8Certains fonds de private equity ont monté des opérations juste avant la crise de dette (juillet 2007), avec des ratios d’endettement élevés et parfois un prix d’achat très élevé. Les analystes les désignent comme des opérations « zombie » pour signifier que leur valeur est devenue inférieure à leur dette et, comme il n’existe pas de mécanisme qui oblige les banques à renégocier, les fonds se trouvent en situation d’impasse (FT March 25, 2008). D’autres fonds se trouvent dans une situation inverse. Ils disposent de sommes déjà collectées et sont en quête de placement. Mais ils rencontrent des difficultés à réaliser les montages en dette. Ils sont donc à la recherche de toutes les options qui permettent de réaliser des transactions. La baisse des taux d’intérêts par la Fed est une réponse qui facilite la renégociation de dette. Plusieurs fonds s’orientent non vers de l’achat de firmes mais dans des reprises de dettes cédées par les banques. Enfin, la plupart attendent la baisse de valeur des actifs pour pouvoir les racheter. L’impact de la crise sur la profession est donc contrasté. Si certains acteurs se trouvent très exposés, d’autres disposant de ressources se retrouvent en mesure de tirer parti de la grande braderie qui s’annonce.

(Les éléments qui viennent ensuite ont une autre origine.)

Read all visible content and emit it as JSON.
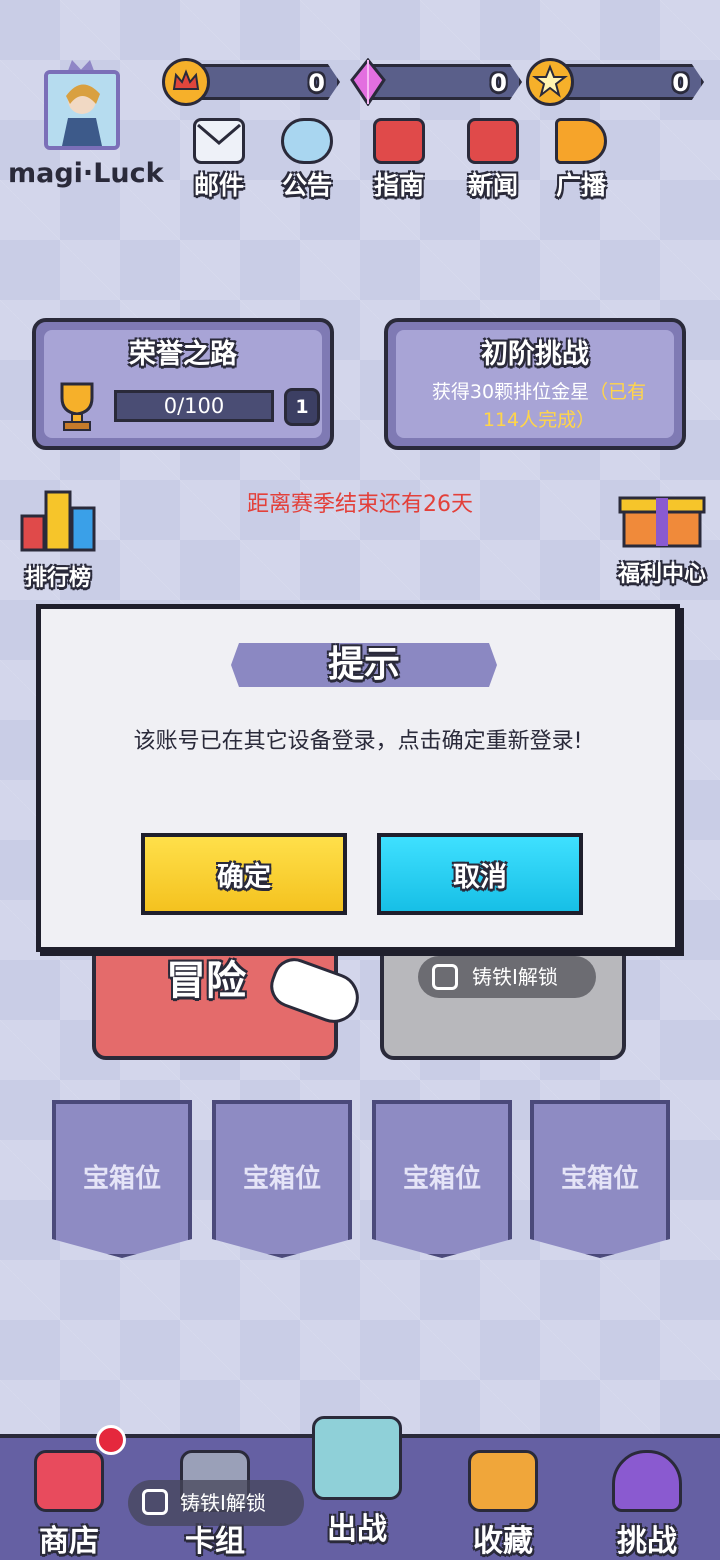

9Le paradoxe de cette crise est que les capitaux disponibles restent très nombreux. Pour le premier trimestre 2008, les sommes levées pour de nouveaux fonds ont été de 163,5 G$ (FT May 15, 2008, p. 14). Selon la lettre Private Equity Analyst, les firmes de private equity se trouvent assises sur une pile d’argent non investi. Malgré la crise, l’argent continue à arriver : « cette industrie a levé pour le 1er trimestre 32% de plus que pour la période correspondante un an plus tôt » (FTfm, April 21, 2008, p. 3). La croissance qui se poursuit dans certains pays émergents et surtout la très forte hausse des prix du pétrole fait de quelques pays les pourvoyeurs incontournables de capitaux.
10Blackstone avait été le premier fonds à placer une partie de son capital en bourse [4] ; c’était en juin 2007, en plein succès de l’industrie des private equity. Un mois plus tôt, 10% du capital, soit 3 G$, avaient été cédés au fonds souverain chinois – CIC. D’autres fonds privés étudient la même approche. Les fonds souverains font leur entrée au capital des grandes banques de New York et de quelques firmes de private equity.
- Apollo Management vend une participation significative à Abu Dhabi Investment Authority, en juillet 2007.
- Carlyle, en septembre 2007, cède 7,5% de son capital à Mubadala, un autre véhicule du gouvernement d’Abu Dhabi.
- Colony Capital envisage de vendre une participation à un fonds souverain du Golfe.
- Merrill Lynch reçoit le soutien de Temasek et du KIA (Koweit Investment Authority). Des discussions sont également engagées avec TPG qui pourrait investir à hauteur de 3 G$. (FT April 25, 2008, p. 1).
- Le CIC chinois alloue 4 G$ à un fonds géré par JC Flowers et dédié aux institutions financières affaiblies (FT Feb 8 et Feb 11, 2008).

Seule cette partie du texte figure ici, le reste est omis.